To elaborate a little on what itsmoked said:
There are two frequencies of concern in a VFD, and the PWM frequency is not the "Variable Frequency". The PWM frequency is a fixed frequency substantially higher than the maximum variable fundamental frequency into the phases. This higher frequency can be thought of as a carrier frequency, as in radio AM and FM station frequencies, that are higher than the fundamental audio frequencies they "carry".
The most important term in the PWM abbreviation is "modulation". The purpose of modulation is to provide some fraction of the (relatively) fixed supply voltage to a phase at a given moment. One strategy is linear modulation, where for example, to provide 50% of the supply voltage, you turn the power transistor half-on, dropping half of the supply voltage in the transistor, providing the other half to the phase. As itsmoked alludes, the problem with this method is the very high power dissipation in the drive that is produced. (These are the "Class A" audio amplifiers that you see in audiophile stereo stores, with the huge heatsinks that are almost as big as the electronics box.) Still, there are linear modulated drives for motors, usually when the switching noise of a PWM power stage cannot be tolerated.
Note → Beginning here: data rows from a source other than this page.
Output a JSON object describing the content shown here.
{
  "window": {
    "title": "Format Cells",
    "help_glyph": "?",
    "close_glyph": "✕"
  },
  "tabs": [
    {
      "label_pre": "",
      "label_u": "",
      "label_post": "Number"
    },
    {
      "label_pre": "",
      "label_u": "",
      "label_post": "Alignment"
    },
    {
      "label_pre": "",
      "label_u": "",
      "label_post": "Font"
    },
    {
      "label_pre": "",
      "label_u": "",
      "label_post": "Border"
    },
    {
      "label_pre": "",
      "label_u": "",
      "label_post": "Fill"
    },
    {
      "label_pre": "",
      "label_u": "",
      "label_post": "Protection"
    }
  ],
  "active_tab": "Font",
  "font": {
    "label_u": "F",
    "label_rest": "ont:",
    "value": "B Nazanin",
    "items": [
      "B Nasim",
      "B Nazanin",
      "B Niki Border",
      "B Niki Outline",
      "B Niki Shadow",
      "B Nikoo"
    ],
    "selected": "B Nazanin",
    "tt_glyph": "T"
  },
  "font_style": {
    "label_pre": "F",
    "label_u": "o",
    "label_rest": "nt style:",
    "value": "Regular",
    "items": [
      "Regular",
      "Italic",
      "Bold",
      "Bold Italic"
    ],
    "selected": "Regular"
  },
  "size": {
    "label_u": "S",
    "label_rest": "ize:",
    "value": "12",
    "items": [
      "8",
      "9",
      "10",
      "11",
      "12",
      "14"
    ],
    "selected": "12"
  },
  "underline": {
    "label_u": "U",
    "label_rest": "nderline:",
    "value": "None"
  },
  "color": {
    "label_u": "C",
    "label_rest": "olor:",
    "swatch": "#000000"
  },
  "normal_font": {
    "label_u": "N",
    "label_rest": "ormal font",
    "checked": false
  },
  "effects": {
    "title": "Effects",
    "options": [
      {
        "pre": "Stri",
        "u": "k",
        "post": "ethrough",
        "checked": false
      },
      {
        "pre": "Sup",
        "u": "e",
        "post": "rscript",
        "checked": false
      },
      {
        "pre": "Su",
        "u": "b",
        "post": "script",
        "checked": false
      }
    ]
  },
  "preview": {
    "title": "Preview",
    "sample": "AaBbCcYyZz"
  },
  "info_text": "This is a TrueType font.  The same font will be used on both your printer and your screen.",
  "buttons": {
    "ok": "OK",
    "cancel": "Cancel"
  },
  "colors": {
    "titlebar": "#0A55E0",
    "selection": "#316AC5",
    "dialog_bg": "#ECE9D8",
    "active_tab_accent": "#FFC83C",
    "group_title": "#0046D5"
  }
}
As itsmoked points out, PWM is popular because it keeps the power transistors in low-loss states for the vast majority of the time. In PWM, if you want to provide 50% of the supply voltage to the phase, you turn the transistor full on for 50% of the cycle, and full off for the other 50%. You count on the low-pass filtering of the motor's electrical inductance and the system's physical inertia to time-average the effect of this command pattern.
Now let's look at the "fundamental" frequency this modulation is carrying. In a typical VFD, this will vary from a few Hz up to maybe a few hundred Hz. The magnitude of these AC waveforms (and therefore the maximum PWM duty cycle) will be approximately proportional to the frequency (this is called the volts/Hz ratio). Remember that the PWM duty cycle for each phase will vary sinusoidally over the phase cycle.
Because a motor is always a generator, it will produce a back-voltage waveform on its phases of magnitude proportional to the speed. To produce any torque, the supply voltage from the drive must be greater than the back EMF voltage to be able to force current into the phases. Even at no load, the drive must be producing phase voltage waveforms of magnitude (and therefore of peak PWM duty cycle) proportional to the speed.
Curt Wilson
Delta Tau Data Systems